The UW Superfund Research Program was active from 1986 to 2023. This website is a repository of community resources, fact sheets, policy briefs and webinars developed by SRP until its closure in March 2023.
Project 1: Mechanisms and biomarkers of metal olfactory injury in salmon
Salmon rely on smell to survive. Research shows that exposure to metals like cadmium impair that sense, threatening salmon survival.
Project 2: Cellular and Molecular Mechanisms of Cadmium Neurotoxicity
Exposing mice to cadmium to generate blood levels similar to those found in the general human population resulted in cognitive impairment.
Project 3: Role of Paraoxonases (PONs) in Modulating Cadmium and Manganese Neurotoxicity
People respond to contaminant exposures in different ways, depending, in part, on the levels of protective enzymes that they produce.

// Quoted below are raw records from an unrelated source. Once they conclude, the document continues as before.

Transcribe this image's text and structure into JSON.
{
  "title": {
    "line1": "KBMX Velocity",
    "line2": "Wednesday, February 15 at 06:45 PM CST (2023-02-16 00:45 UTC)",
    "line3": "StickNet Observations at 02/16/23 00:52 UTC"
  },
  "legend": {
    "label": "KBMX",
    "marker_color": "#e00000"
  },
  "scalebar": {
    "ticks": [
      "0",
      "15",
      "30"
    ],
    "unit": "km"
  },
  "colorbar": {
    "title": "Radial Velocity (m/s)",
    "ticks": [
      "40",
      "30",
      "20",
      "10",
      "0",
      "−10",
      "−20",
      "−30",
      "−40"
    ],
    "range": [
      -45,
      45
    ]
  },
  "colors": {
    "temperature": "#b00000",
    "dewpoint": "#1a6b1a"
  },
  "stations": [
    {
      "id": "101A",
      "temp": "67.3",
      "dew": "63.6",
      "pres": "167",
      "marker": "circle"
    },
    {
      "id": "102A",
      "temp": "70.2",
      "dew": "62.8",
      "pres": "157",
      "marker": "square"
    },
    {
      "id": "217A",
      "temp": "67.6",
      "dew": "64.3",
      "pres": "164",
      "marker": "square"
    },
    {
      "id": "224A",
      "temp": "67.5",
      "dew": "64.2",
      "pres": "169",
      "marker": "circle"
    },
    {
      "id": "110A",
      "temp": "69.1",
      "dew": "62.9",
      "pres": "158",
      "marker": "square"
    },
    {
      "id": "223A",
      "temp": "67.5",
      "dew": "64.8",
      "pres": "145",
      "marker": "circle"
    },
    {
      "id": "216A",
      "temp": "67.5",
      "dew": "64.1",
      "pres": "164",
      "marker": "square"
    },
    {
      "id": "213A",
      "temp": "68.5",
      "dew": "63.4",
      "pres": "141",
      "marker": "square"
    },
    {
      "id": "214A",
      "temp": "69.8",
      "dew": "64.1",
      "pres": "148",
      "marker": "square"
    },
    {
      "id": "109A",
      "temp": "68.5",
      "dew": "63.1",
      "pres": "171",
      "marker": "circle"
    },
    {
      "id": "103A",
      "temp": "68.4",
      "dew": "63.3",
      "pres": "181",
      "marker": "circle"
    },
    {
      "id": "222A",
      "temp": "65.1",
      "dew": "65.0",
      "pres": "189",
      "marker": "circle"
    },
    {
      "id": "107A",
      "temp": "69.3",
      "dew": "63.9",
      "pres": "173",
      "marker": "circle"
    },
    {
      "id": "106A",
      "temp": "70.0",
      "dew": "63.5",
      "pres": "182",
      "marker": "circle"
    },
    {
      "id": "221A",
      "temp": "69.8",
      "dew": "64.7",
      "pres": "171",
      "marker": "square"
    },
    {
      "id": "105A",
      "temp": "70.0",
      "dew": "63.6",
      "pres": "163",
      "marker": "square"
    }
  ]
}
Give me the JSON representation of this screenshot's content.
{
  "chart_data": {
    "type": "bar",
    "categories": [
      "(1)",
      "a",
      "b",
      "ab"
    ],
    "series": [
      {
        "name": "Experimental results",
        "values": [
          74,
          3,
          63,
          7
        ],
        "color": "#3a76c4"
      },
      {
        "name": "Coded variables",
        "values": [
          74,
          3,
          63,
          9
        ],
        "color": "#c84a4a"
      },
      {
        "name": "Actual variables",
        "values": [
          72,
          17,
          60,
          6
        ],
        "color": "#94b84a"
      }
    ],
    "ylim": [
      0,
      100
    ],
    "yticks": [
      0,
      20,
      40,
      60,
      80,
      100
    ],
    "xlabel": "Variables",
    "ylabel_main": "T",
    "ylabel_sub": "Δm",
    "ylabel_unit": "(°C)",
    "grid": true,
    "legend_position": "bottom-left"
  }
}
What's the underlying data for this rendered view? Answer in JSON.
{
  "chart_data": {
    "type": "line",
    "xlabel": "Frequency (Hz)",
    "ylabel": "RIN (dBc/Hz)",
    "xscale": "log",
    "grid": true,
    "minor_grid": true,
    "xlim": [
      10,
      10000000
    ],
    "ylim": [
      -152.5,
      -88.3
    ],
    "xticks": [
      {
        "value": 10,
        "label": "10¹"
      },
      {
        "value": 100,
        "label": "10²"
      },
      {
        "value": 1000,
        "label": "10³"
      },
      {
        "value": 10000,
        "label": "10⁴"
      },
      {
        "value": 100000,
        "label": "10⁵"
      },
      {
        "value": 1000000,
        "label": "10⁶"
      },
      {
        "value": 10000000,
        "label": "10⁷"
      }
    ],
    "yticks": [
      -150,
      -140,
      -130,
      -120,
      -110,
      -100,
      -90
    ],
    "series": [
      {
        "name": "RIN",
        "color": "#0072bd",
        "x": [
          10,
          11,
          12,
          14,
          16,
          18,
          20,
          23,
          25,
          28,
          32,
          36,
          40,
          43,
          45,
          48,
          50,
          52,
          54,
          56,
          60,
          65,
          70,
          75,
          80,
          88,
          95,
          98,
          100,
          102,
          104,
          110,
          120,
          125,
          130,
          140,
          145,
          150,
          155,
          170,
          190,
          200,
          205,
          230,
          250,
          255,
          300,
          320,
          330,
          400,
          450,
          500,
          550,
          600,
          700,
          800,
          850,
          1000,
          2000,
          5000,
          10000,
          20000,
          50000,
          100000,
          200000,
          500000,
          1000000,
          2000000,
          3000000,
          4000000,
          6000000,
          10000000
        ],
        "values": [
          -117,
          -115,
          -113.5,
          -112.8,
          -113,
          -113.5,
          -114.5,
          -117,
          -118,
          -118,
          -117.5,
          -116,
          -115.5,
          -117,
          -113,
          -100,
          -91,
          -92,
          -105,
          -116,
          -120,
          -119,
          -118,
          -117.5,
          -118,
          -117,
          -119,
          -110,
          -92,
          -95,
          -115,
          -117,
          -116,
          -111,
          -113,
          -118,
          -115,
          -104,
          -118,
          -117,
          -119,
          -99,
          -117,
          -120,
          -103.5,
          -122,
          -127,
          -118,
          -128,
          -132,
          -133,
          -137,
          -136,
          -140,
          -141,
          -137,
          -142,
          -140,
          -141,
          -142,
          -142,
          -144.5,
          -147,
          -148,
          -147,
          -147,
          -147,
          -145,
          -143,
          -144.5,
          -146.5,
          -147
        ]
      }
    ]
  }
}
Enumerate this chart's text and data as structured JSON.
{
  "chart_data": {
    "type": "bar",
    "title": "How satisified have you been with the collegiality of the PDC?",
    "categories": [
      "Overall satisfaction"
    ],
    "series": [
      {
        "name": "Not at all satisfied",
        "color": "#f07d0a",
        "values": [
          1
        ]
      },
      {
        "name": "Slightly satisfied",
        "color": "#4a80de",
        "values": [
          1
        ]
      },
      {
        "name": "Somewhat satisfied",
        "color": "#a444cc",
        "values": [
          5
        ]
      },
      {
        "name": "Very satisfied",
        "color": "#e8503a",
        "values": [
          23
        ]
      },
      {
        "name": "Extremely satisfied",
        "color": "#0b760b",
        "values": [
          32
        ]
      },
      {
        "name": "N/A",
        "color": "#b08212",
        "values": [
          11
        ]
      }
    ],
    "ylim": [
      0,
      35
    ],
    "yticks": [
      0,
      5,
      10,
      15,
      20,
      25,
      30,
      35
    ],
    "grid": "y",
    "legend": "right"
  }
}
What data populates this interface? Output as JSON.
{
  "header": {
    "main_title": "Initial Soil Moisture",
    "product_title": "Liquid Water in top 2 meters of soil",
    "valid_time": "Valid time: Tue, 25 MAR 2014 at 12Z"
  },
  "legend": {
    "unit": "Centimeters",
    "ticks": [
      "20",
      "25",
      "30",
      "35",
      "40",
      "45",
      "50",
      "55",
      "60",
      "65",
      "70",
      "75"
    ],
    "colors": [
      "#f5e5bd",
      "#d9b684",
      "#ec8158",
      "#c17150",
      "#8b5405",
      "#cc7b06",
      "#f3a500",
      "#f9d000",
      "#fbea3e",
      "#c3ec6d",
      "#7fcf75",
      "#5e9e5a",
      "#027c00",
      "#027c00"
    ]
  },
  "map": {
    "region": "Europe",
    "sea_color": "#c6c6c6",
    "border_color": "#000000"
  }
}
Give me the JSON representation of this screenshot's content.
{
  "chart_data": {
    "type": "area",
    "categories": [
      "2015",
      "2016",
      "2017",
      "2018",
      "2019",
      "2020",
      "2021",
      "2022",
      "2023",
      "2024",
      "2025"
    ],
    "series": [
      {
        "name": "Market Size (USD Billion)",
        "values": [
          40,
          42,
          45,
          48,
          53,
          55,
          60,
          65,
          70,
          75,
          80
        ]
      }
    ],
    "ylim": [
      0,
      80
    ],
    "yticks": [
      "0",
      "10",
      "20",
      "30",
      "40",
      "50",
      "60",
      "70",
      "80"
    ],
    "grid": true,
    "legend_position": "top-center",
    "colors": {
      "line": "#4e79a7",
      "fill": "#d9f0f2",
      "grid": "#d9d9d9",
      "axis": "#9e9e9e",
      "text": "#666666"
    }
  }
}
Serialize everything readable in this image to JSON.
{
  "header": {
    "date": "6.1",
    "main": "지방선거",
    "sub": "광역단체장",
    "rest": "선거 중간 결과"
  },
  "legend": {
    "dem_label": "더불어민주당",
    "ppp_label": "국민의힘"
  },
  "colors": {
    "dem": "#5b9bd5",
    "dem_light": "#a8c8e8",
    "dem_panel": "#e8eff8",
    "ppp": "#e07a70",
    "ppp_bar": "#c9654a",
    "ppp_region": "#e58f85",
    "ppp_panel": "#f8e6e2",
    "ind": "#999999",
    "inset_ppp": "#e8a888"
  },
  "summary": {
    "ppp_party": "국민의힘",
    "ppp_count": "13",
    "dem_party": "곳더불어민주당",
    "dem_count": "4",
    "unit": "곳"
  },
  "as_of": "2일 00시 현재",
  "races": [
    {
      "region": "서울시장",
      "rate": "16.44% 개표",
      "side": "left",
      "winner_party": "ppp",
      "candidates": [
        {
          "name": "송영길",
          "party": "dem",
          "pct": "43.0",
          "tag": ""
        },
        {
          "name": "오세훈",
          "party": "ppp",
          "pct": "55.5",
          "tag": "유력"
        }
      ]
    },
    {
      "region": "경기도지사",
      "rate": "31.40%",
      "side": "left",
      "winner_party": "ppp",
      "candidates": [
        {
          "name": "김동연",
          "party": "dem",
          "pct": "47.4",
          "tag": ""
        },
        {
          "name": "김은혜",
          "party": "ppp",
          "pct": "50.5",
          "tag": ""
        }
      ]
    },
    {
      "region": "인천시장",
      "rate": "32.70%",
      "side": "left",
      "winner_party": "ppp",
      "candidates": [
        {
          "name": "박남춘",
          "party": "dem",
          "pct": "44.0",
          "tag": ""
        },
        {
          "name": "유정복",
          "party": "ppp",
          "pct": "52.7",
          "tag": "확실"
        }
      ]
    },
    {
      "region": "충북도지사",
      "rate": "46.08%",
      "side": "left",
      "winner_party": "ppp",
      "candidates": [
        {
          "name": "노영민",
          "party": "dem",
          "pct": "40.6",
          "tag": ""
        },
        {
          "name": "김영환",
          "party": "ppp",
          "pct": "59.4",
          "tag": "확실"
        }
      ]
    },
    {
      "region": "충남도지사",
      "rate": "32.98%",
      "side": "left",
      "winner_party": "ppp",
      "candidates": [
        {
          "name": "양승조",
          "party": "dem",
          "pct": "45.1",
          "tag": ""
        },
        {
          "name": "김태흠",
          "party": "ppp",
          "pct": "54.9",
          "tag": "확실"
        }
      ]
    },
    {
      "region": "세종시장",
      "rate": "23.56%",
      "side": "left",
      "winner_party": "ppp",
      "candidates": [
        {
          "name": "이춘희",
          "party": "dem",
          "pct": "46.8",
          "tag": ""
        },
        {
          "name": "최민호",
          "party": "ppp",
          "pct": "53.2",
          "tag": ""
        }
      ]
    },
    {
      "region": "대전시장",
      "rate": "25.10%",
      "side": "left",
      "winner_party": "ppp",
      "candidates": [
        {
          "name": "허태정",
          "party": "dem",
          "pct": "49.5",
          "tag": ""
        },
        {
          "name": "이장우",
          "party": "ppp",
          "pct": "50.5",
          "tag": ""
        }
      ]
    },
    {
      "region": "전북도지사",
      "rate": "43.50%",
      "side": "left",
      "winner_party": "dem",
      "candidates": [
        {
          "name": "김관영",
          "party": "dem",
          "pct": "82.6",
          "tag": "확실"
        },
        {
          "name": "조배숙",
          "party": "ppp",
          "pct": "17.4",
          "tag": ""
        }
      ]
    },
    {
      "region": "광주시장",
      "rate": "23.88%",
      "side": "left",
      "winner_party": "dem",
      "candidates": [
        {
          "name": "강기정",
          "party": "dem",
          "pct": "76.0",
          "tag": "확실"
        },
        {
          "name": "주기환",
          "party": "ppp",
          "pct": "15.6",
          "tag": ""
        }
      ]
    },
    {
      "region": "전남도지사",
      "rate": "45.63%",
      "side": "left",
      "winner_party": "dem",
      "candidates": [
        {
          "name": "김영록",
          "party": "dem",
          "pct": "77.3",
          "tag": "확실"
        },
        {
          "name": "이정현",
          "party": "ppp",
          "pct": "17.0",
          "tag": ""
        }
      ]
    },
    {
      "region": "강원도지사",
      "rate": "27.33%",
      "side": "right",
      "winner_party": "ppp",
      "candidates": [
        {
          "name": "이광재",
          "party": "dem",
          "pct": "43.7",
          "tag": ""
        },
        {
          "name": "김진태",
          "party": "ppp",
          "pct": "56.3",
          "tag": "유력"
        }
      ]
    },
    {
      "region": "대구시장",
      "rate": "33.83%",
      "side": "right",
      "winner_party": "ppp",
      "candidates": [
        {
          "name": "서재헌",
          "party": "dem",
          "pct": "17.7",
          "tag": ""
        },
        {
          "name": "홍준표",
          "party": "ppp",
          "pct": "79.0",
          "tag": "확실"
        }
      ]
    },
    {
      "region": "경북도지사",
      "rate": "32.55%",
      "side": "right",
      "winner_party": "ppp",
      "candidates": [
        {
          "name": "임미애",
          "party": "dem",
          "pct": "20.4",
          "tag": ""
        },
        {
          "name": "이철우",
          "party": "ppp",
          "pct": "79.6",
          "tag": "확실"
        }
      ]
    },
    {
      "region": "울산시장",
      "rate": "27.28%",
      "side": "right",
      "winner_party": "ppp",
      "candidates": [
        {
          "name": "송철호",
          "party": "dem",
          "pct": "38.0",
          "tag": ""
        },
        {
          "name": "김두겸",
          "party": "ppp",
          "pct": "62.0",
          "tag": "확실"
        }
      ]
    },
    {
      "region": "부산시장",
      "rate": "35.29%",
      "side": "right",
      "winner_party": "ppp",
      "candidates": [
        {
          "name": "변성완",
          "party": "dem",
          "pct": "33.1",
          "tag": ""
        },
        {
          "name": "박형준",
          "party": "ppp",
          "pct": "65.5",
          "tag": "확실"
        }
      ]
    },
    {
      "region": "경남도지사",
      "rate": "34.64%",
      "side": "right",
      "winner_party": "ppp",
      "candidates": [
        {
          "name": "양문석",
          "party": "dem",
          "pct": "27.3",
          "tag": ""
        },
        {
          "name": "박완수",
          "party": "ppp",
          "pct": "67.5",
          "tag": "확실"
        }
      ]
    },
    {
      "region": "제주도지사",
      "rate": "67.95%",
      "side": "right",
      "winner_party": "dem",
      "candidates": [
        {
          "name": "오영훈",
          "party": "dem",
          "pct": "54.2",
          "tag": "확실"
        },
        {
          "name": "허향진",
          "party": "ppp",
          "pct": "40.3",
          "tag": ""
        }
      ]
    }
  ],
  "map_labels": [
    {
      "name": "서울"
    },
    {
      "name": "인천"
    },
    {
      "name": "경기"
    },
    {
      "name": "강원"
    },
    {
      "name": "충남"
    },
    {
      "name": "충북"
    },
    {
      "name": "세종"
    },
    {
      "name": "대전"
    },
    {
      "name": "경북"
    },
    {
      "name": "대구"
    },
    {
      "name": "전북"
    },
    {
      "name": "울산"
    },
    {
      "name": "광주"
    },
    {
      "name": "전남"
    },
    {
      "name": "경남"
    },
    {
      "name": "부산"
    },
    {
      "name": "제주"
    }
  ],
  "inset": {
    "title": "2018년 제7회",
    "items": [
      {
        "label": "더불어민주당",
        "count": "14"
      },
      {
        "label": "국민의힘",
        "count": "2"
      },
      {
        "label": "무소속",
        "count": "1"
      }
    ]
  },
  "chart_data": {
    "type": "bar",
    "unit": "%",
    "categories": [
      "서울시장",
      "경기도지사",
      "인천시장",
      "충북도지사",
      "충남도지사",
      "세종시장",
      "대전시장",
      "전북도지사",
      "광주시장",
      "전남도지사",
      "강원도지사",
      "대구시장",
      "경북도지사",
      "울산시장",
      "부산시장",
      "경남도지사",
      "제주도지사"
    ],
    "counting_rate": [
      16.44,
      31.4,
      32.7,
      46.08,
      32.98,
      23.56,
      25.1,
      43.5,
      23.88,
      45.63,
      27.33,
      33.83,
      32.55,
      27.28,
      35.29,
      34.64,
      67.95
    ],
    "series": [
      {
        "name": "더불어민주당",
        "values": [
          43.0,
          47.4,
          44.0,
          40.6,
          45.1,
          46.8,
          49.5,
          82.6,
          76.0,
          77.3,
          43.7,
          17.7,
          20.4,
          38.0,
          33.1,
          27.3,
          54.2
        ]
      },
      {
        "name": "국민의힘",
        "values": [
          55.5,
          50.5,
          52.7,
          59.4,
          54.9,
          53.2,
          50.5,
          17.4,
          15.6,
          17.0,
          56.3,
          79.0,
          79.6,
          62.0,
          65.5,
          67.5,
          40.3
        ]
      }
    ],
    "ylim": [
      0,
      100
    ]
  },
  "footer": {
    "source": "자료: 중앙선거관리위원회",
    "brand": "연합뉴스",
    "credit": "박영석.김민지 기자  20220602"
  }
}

Project 4: Arsenic in Shallow Unstratified and Seasonally Stratified Urban Lakes: Mobility, Bioaccumulation and Ecological Toxicity
Contaminated shallow lakes have more arsenic in their water than contaminated deeper lakes, meaning higher risk for humans.
Community Engagement Core
UW SRP's Community Engagement Core built capacity and connections.
Research Translation Core
UW SRP's Research Translation Core communicated research to stakeholders & transferred technology to other institutions.